Ongewenste reacties op lokale anaesthetica en de behandeling daarvan

H.E.M.
Kerkkamp

Nijmegen, december 1985,

Naar aanleiding van het commentaar van collega Van Beek zou ik het volgende willen opmerken. De behandeling van een anafylactische reactie met calciumgluconaat lijkt niet zinvol. Gezien de ernst is het nodig om een middel te gebruiken dat direct werkzaam is en bedreigende circulatoire en respiratoire verschijnselen behandelt. Het middel van eerste keus is adrenaline.1 Zuiver theoretisch beschouwd is het toedienen van calcium gecontra-indiceerd, daar voor de release van mediatoren uit de mest- en basofiele cellen calciumionen noodzakelijk zijn.2 Een laag serumcalciumgehalte vermindert de release van de mediatoren uit de mest- en basofiele cellen.3

De door collega Van Beek beschreven patiënten hebben waarschijnlijk geen type 1-allergische reactie doorgemaakt. Bij injectie van serum ziet men vaak de zogenaamde serumziekte, welke tot het type III (complex-mediated) behoort.
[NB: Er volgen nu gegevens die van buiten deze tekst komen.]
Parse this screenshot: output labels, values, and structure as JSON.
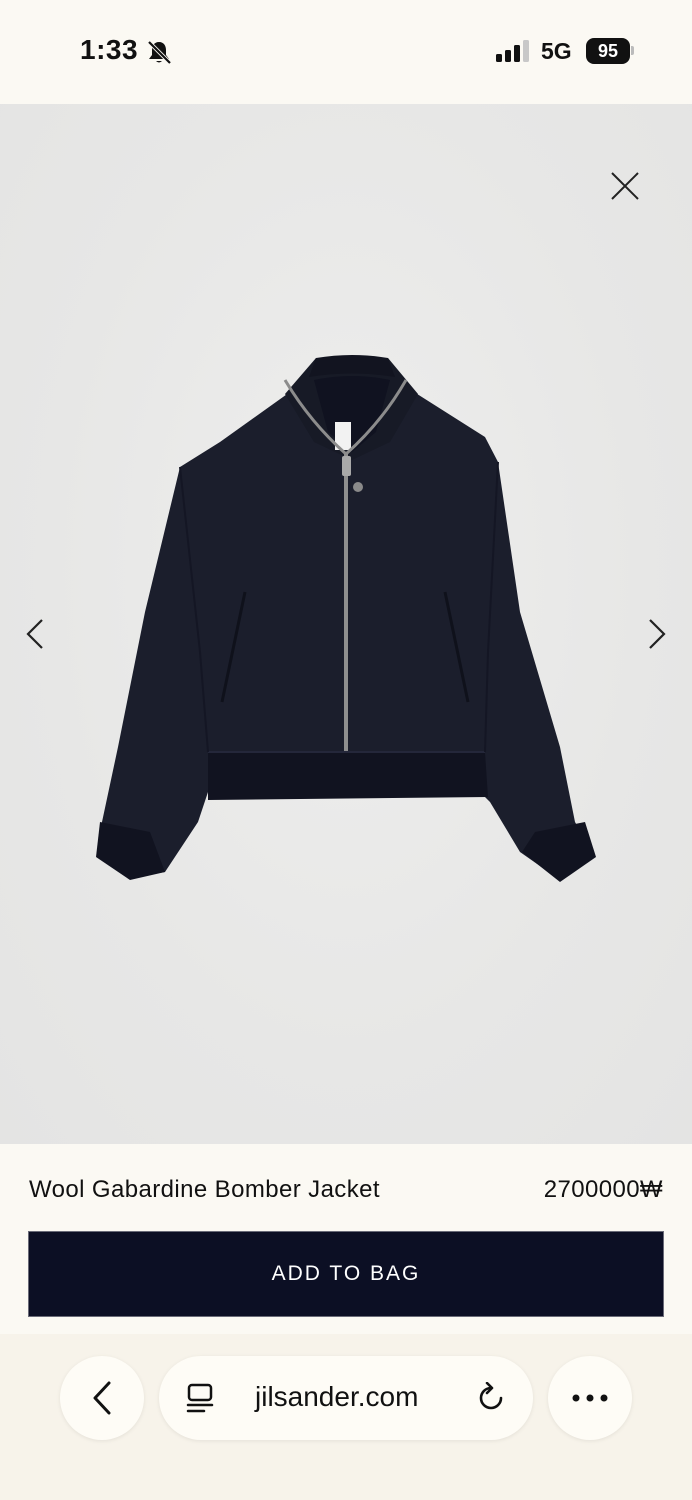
{
  "status_bar": {
    "time": "1:33",
    "network": "5G",
    "battery": "95",
    "icons": [
      "bell-muted-icon",
      "cellular-signal-icon",
      "battery-icon"
    ]
  },
  "gallery": {
    "image_subject": "Wool Gabardine Bomber Jacket",
    "icons": [
      "close-icon",
      "chevron-left-icon",
      "chevron-right-icon"
    ],
    "background_color": "#e9e9e8",
    "jacket_color": "#1a1d2b"
  },
  "product": {
    "name": "Wool Gabardine Bomber Jacket",
    "price": "2700000₩",
    "add_to_bag_label": "ADD TO BAG",
    "button_color": "#0c0f24"
  },
  "browser": {
    "url": "jilsander.com",
    "icons": [
      "chevron-left-icon",
      "reader-mode-icon",
      "reload-icon",
      "more-icon"
    ]
  }
}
Bij de laatste patiënt die beschreven wordt, zijn geen oorzakelijke factoren (antigenen) aan te wijzen, hoewel hier toch sprake is van een door histamine veroorzaakte reactie. Een mogelijke verklaring voor het gunstige effect na toediening van calciumgluconaat bij de beschreven patiënten zou wellicht te maken hebben met het feit dat bij een acute stijging van het serumcalciumgehalte de concentraties van de hormonen aldosteron en cortisol en van de neurotransmitter ACTH in het serum verhoogd worden.4

De frequentie van de type 1-reactie (anafylaxie) bij gebruik van lokale anaesthetica van het amide-type is uiterst zeldzaam; in de literatuur worden geen exacte cijfers gegeven. De allergische reacties met het ester-type komen aanzienlijk meer voor. Slechts 1% van alle reacties bij het gebruik van lokale anaesthetica zijn allergisch, waarvan 80 tot 90% van het type IV.5 Gebruik van lokale anaesthetica is derhalve verantwoord, mits men de maximale doseringen niet overschrijdt. Wel moet men altijd beseffen dat een anafylactische reactie kan optreden, waarvoor men de therapeutische farmaca beschikbaar moet hebben.

H.E.M. Kerkkamp
Literatuur
  1. Fath JJ, Cerra FB. The therapy of anaphylactic shock. Drug Intell Clin Pharm 1984; 18: 14-21.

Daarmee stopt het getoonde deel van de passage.